Bizden çok uzak bir köyde çok âlim bir zat vardı, onun ziyaretine gittim. Bu zat, İzmir’li İsmail Hakkı’nın medrese arkadaşıydı. Çok ihtiyardı. Öyle ki, kazayı hacetini yatağında bir kaba yapardı. Sohbet esnasında fetvalardan bahsedilirken “Fetva vermek çok güçtür. Bir kaç kitabı incelemeden fetva vermemeli” dedi. Buna şu misali verdi: “Âlimin birine merkebin ayakları kaç tanedir diye sorulduğunda, “gidip bakacağım” demiş. Şimdiye kadar merkebin kaç ayağının olduğunu bilmiyor musun, denildiğinde ise “gördüğüm zaman dörttü, ama şimdi değişmiş olabilir”, diye cevap vermiş. Bununla insan ne kadar bilse bile yine de tekrar inceleyip tahkik ettikten sonra fetva verilmelidir demek istedi. Bu alim zatın Niyazi adındaki torunu dedesini tasdik etmek için söze karışarak “Dede” dedi “bir kişi kendisine bir katip ararken, katiplerin bulunduğu çayhaneye gidiyor. Bana bir kâtip lazım deyince, birisi ben geleyim diyor. Ona iki çarpı iki kaç eder diye soruyor. Kâtip hiç düşünmeden dört deyince, ondan vazgeçiyor. Başkası ben geleyim diyor. Ona da aynı soruyu soruyor, o da aynı cevabı verince ondan da vazgeçiyor. Üçüncü şahıs ben geleyim diyor. Ona da aynı soruyu soruyor, o şahıs defter kalem alıp hesaplıyor ve dört eder diye cevap veriyor. O zaman onu katipliğe kabul ediyor.”

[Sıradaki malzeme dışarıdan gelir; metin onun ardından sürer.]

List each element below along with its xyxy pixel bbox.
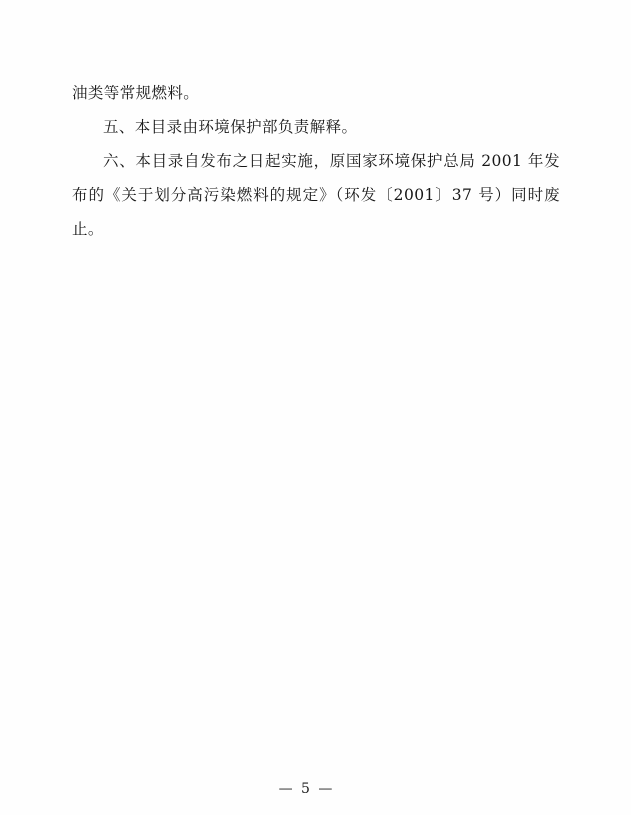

Namaz vakti geldiğinde, orada bulunan cemaat beni imam etmek istediler. Ben de onların en küçükleri idim. Nüfusa göre 13 asıl itibarı ile 18 yaşında idim. İçlerinde okumuşlar da vardı. Namazı ben kıldırdım. Birinci rekâtta “Tebbet”, ikinci rekâtta “Kulhuvallahü”’yu okudum. Bana “Dat’ın kalkalesini yapmadın” dediler. “Bu tecvit bilmekle olur. Fakat bana bu ilmi öğretecek kimse bulamıyorum” dedim. Bunun üzerine “bu ilmi Kilan köyünde oturan Şeyh Siraceddin biliyor” dediler. Ben de oraya gittim. Şeyhin Hanımı, Siverek Çerçili köyünde ikamet eden kayınbiraderi Şeyh Şefik’in çok güzel Tecvid bildiğini, hocasının Hızır Aleyhisselam olduğunu söyleyince oraya gitmeye karar verdim.

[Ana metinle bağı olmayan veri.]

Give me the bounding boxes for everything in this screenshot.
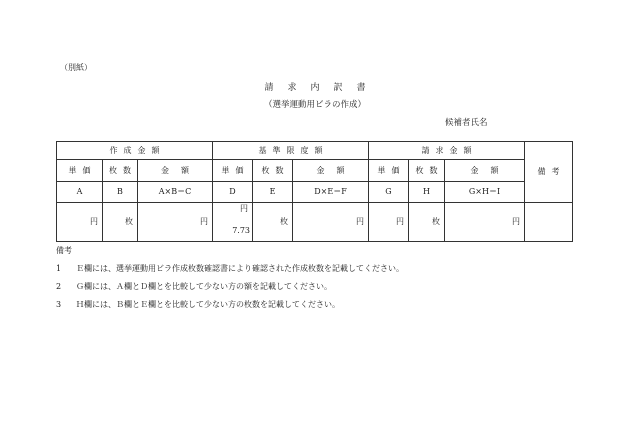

Eve döndükten sonra yanıma bazı Osmanlıca kitaplar alıp, yola revan oldum. Yirmi saat yaya yol yürüyerek bu köye ulaştım. Şeyh Şefik Efendi, “Ben babamdan ders alarak okudum. Her gün Kur’ân’dan iki satır okurdum. Okuduğum dersi birinci gün yüz elli defa ikinci gün yüz defa tekrar etmek suretiyle Kur’ân’ı hatmederek tecvidi öğrendim. Babamın hocası ise Hızır Aleyhisselam’dır” dedi. (Bu zatlar yani şeyh Siraceddin ve şeyh Şefik meşhur Şeyh Ali’nin oğulları olup, seyyid ve şeyh idiler).

Ben kendisine, “senin yanında Kur’ân okuyarak tecvid öğrenmek istiyorum. İstersen senin için çobanlık, istersen çiftçilik yaparım” dedim. Müspet bir cevap alamayınca, geri köyümüze döndüm. O sırada Latince harfler çıktı. Yani harf devrimi oldu. Arapça okumak şiddetle yasaklandı. Bazı arkadaşlarla sadece iki gün okula gittim. Yeni harfleri öğrendim.

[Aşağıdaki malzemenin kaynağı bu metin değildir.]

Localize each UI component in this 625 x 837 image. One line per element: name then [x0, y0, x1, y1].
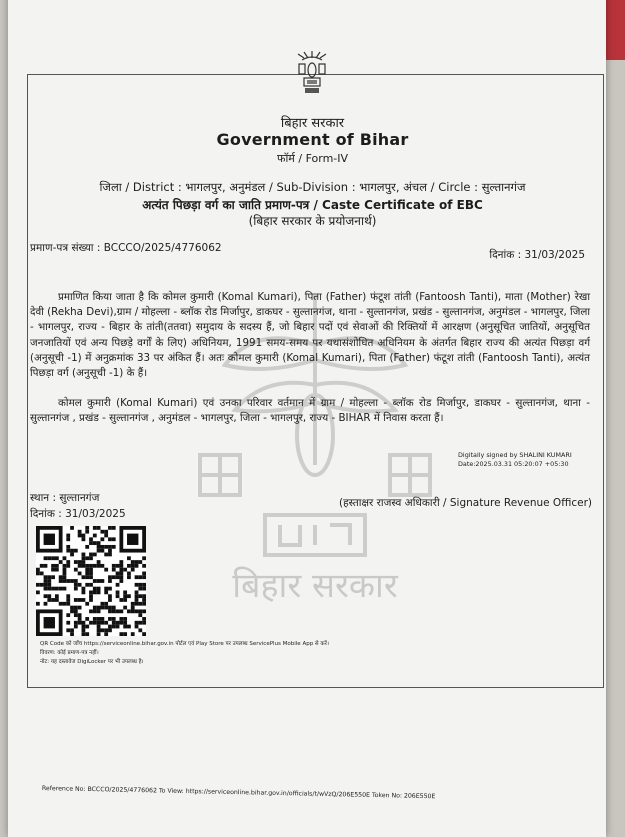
qr-note-1: QR Code को जाँच https://serviceonline.bihar.gov.in पोर्टल एवं Play Store पर उपलब्ध ServicePlus Mobile App से करें। [40, 641, 329, 647]
header-hindi: बिहार सरकार [280, 116, 345, 131]
location-line: जिला / District : भागलपुर, अनुमंडल / Sub-Division : भागलपुर, अंचल / Circle : सुल्तानगंज [99, 180, 526, 194]
header-government: Government of Bihar [216, 130, 409, 149]
digital-signature-date: Date:2025.03.31 05:20:07 +05:30 [458, 460, 569, 468]
place-label: स्थान : सुल्तानगंज [30, 492, 100, 504]
qr-note-2: विवरण: कोई प्रमाण-पत्र नहीं। [40, 650, 99, 656]
certificate-paragraph-2: कोमल कुमारी (Komal Kumari) एवं उनका परिवार वर्तमान में ग्राम / मोहल्ला - ब्लॉक रोड मिर्जापुर, डाकघर - सुल्तानगंज, थाना - सुल्तानगंज , प्रखंड - सुल्तानगंज , अनुमंडल - भागलपुर, जिला - भागलपुर, राज्य - BIHAR में निवास करता हैं। [30, 397, 590, 425]
place-date: दिनांक : 31/03/2025 [30, 508, 126, 520]
bihar-emblem-icon [290, 50, 334, 96]
digital-signature [458, 451, 572, 469]
certificate-number: प्रमाण-पत्र संख्या : BCCCO/2025/4776062 [30, 242, 222, 254]
certificate-paragraph-1: प्रमाणित किया जाता है कि कोमल कुमारी (Komal Kumari), पिता (Father) फंटूश तांती (Fantoosh Tanti), माता (Mother) रेखा देवी (Rekha Devi),ग्राम / मोहल्ला - ब्लॉक रोड मिर्जापुर, डाकघर - सुल्तानगंज, थाना - सुल्तानगंज, प्रखंड - सुल्तानगंज, अनुमंडल - भागलपुर, जिला - भागलपुर, राज्य - बिहार के तांती(ततवा) समुदाय के सदस्य हैं, जो बिहार पदों एवं सेवाओं की रिक्तियों में आरक्षण (अनुसूचित जातियों, अनुसूचित जनजातियों एवं अन्य पिछड़े वर्गों के लिए) अधिनियम, 1991 समय-समय पर यथासंशोधित अधिनियम के अंतर्गत बिहार राज्य की अत्यंत पिछड़ा वर्ग (अनुसूची -1) में अनुक्रमांक 33 पर अंकित हैं। अतः कोमल कुमारी (Komal Kumari), पिता (Father) फंटूश तांती (Fantoosh Tanti), अत्यंत पिछड़ा वर्ग (अनुसूची -1) के हैं। [30, 291, 590, 380]
certificate-date: दिनांक : 31/03/2025 [489, 249, 585, 261]
digital-signature-name: Digitally signed by SHALINI KUMARI [458, 451, 572, 459]
watermark-text: बिहार सरकार [232, 566, 398, 606]
form-label: फॉर्म / Form-IV [276, 152, 349, 165]
purpose-line: (बिहार सरकार के प्रयोजनार्थ) [248, 214, 377, 228]
signature-label: (हस्ताक्षर राजस्व अधिकारी / Signature Revenue Officer) [338, 497, 592, 509]
qr-note-3: नोट: यह दस्तावेज DigiLocker पर भी उपलब्ध है। [40, 659, 144, 665]
qr-code[interactable] [36, 526, 146, 636]
reference-footer: Reference No: BCCCO/2025/4776062 To View: https://serviceonline.bihar.gov.in/officials/t/wVzQ/206E550E Token No: 206E550E [41, 785, 436, 801]
certificate-title: अत्यंत पिछड़ा वर्ग का जाति प्रमाण-पत्र / Caste Certificate of EBC [142, 198, 483, 212]
qr-notes [40, 640, 329, 667]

Gece gündüz Osmanlıca ve yeni harflerle okuma yazmayı ilerletmeye çalışıyordum. Hiç kimseden ders almadığım halde okur yazar olmama herkes şaşıyordu. Hatta çok yerlerde “bir çocuk hiç kimseden ders almadan, okuma yazmayı öğrenmiş. Gece Hızır dersini veriyor” diyerek benden bahs ediyorlardı.

Hülasa okuma aşkı bende ziyade idi. Belki okumak imkânı bulurum diye Suriye’ye gitmeye karar verdim. Harçlık yapmak için bağlarımı satmak istedim. Almak isteyenler mahkemeye başvurdular. Hakim onlara “bu çocuktur, onun malını alamazsınız” diye cevap verdi. Harçlıksız olarak yola çıktım. Yaya olarak Antep’e altı günde vardım. Ne yaptımsa, fırsat bulup hududu geçemedim. Bunun üzerine Adana’da bulunan akrabalarımın yanına gitmeye karar verdim ve Adana’ya gittim. Oradaki akrabalarımdan Hasan efendiye misafir oldum. Bana banyo yaptırdı. Üstümü başımı yıkattı. Bana “sen neden geldin, buralarda çalışman ailemize yakışmaz, seni geri göndereceğim” dedi.

Kendisiyle birlikte yürüdüğümüz sırada bir sokakta kendimi ondan gizleyip ayrıldım. Beni tanımadıkları bir semte gittim. Yusuf adında Palo’lu bir kişi ile görüştüm. Bana koyunlarına çoban olmamı teklif etti, ben de kabul ederek yanında kaldım. İki sene koyunlarına çobanlık yaptım.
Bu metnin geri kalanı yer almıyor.